The cut edge of the required piece should be inspected, and, if necessary, lain down on a support and any high spots trimmed off with a bolster or a sharp cold chisel, to ensure that the unit will fit snugly into the gap.
Trimming
Trimming is preferred where an irregular shape needs to be cut, or where a relatively small part of the paving unit needs to be removed. For trimming, a Pitcher is far and away the best tool; a bolster tends to distribute the force of the blow evenly in all directions, whereas the Pitcher directs the force in one main direction, allowing small pieces of the paving unit to be nibbled off in a succession of strokes.
The paving unit to be trimmed is laid down and the required cut is marked onto the unit with a shard of slate or a steel nail. A flagstone is usually laid over the pavior's mall, but smaller units, such as block pavers, may be sat on a bed of sand or soft ground.
The first task in the trimming process is to undercut the paving unit, a pressed concrete flag in the example depicted opposite. This is started by cutting in from the sides of the unit.
The underside of the area to be trimmed out is then removed, again using the hammer and pitcher.
Attention now turns to the surface of the paving unit, with small 'nibbles' being removed with firm, clean blows, gradually cutting back into the body of the paver, until the cut line is reached.
A change of chisels may be required to cut out right angles. At all times, the area being trimmed must be undercut: if the trimming process results in a scalping being removed from the face, but the undercut is not continued, then use an angled blow to re-create the undercut before continuing to trim from the top face.

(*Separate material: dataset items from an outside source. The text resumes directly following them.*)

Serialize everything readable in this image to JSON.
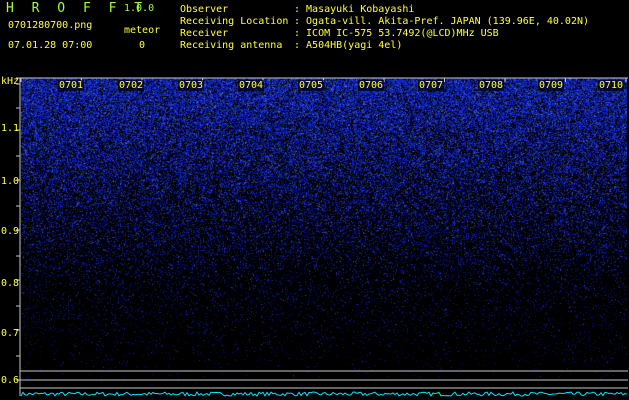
{
  "header": {
    "title": "H R O F F T",
    "version": "1.0.0",
    "filename": "0701280700.png",
    "meteor_label": "meteor",
    "datetime": "07.01.28 07:00",
    "meteor_count": "0"
  },
  "info": [
    {
      "key": "Observer",
      "value": ": Masayuki Kobayashi"
    },
    {
      "key": "Receiving Location",
      "value": ": Ogata-vill. Akita-Pref. JAPAN (139.96E, 40.02N)"
    },
    {
      "key": "Receiver",
      "value": ": ICOM IC-575 53.7492(@LCD)MHz USB"
    },
    {
      "key": "Receiving antenna",
      "value": ": A504HB(yagi 4el)"
    }
  ],
  "axis": {
    "unit": "kHz",
    "y_ticks": [
      "1.1",
      "1.0",
      "0.9",
      "0.8",
      "0.7",
      "0.6"
    ],
    "x_ticks": [
      "0701",
      "0702",
      "0703",
      "0704",
      "0705",
      "0706",
      "0707",
      "0708",
      "0709",
      "0710"
    ]
  },
  "colors": {
    "noise": "#3a4bff",
    "grid": "#c8c8c8",
    "baseline": "#00e5ff",
    "text": "#ffff40",
    "title": "#9eff3a"
  }
}
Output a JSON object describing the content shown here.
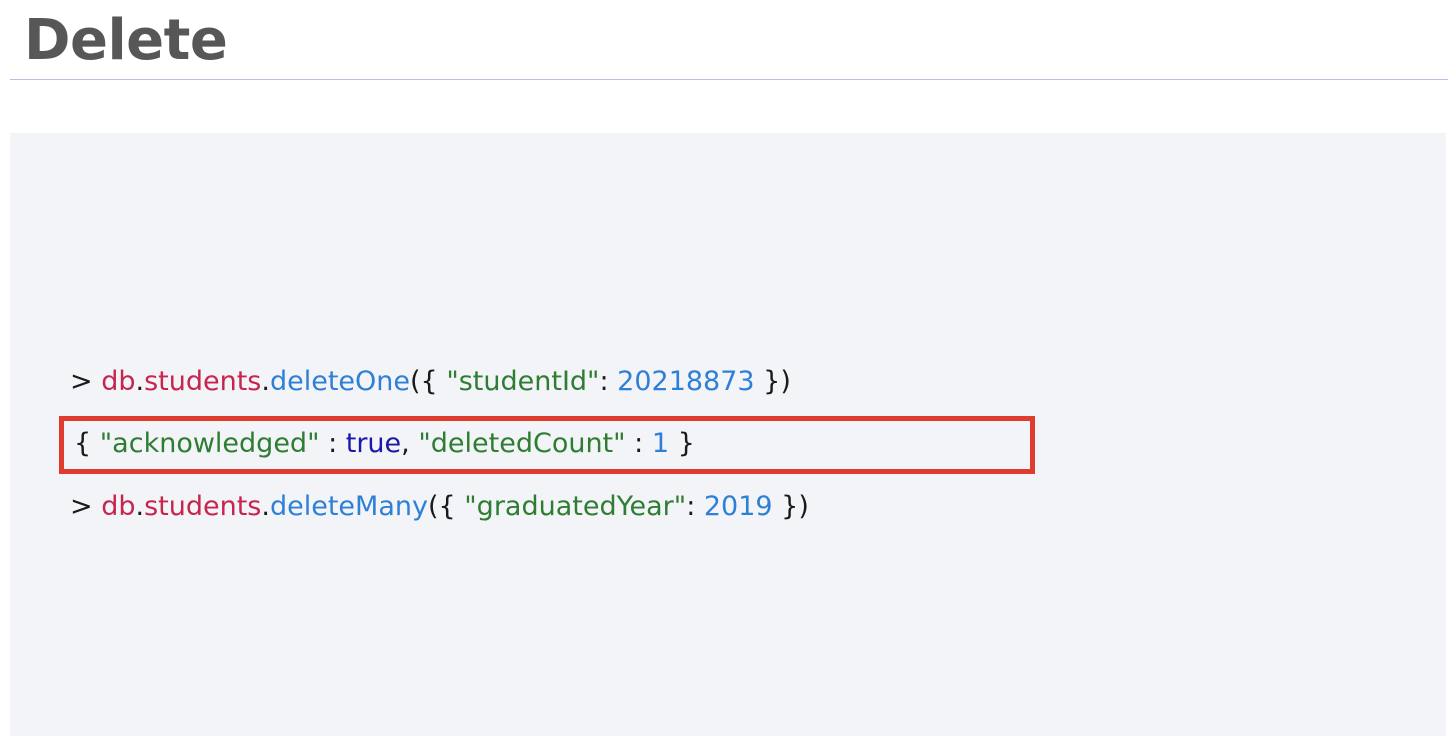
{
  "slide": {
    "title": "Delete"
  },
  "code": {
    "line1": {
      "prompt": ">",
      "db": "db",
      "dot1": ".",
      "collection": "students",
      "dot2": ".",
      "method": "deleteOne",
      "open": "({ ",
      "key": "\"studentId\"",
      "colon": ": ",
      "value": "20218873",
      "close": " })"
    },
    "line2": {
      "open": "{ ",
      "key1": "\"acknowledged\"",
      "colon1": " : ",
      "value1": "true",
      "comma": ", ",
      "key2": "\"deletedCount\"",
      "colon2": " : ",
      "value2": "1",
      "close": " }"
    },
    "line3": {
      "prompt": ">",
      "db": "db",
      "dot1": ".",
      "collection": "students",
      "dot2": ".",
      "method": "deleteMany",
      "open": "({ ",
      "key": "\"graduatedYear\"",
      "colon": ": ",
      "value": "2019",
      "close": " })"
    }
  },
  "colors": {
    "highlight_border": "#e03b2f",
    "db_object": "#c7254e",
    "method": "#2e7fd6",
    "string": "#2e7d32",
    "boolean": "#1a1aa6"
  }
}
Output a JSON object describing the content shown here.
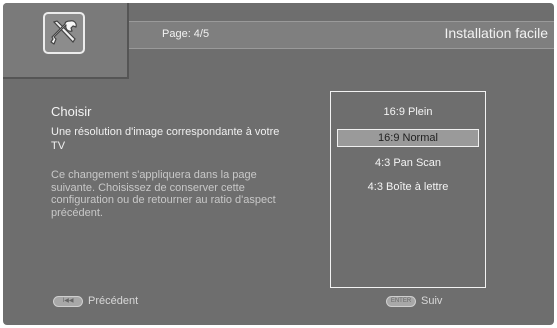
{
  "header": {
    "page": "Page: 4/5",
    "title": "Installation facile"
  },
  "content": {
    "heading": "Choisir",
    "subheading": "Une résolution d'image correspondante à votre TV",
    "note": "Ce changement s'appliquera dans la page suivante. Choisissez de conserver cette configuration ou de retourner au ratio d'aspect précédent."
  },
  "options": [
    {
      "label": "16:9 Plein",
      "selected": false
    },
    {
      "label": "16:9 Normal",
      "selected": true
    },
    {
      "label": "4:3 Pan Scan",
      "selected": false
    },
    {
      "label": "4:3 Boîte à lettre",
      "selected": false
    }
  ],
  "footer": {
    "back_key": "I◀◀",
    "back_label": "Précédent",
    "next_key": "ENTER",
    "next_label": "Suiv"
  },
  "icons": {
    "setup": "wrench-screwdriver-icon"
  }
}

Finally, a cold chisel is used to tidy up the work and ensure the cut edges are trimmed back so they do not protrude beyond the top edges of the cut.
Although the example shown in the photographs above is a simple (that's easy for me to say!) corner cut, the same principles are applied for all trimming operations, whether it be simply reducing a flagstone by a few millimetres along one edge or cutting out a seven-pointed star.
Similarly, when using hand tools to trim down a smaller paver, such as a concrete block, the same principles apply. Undercut from the sides first, then from the underside, before trimming down to the required size from the top surface.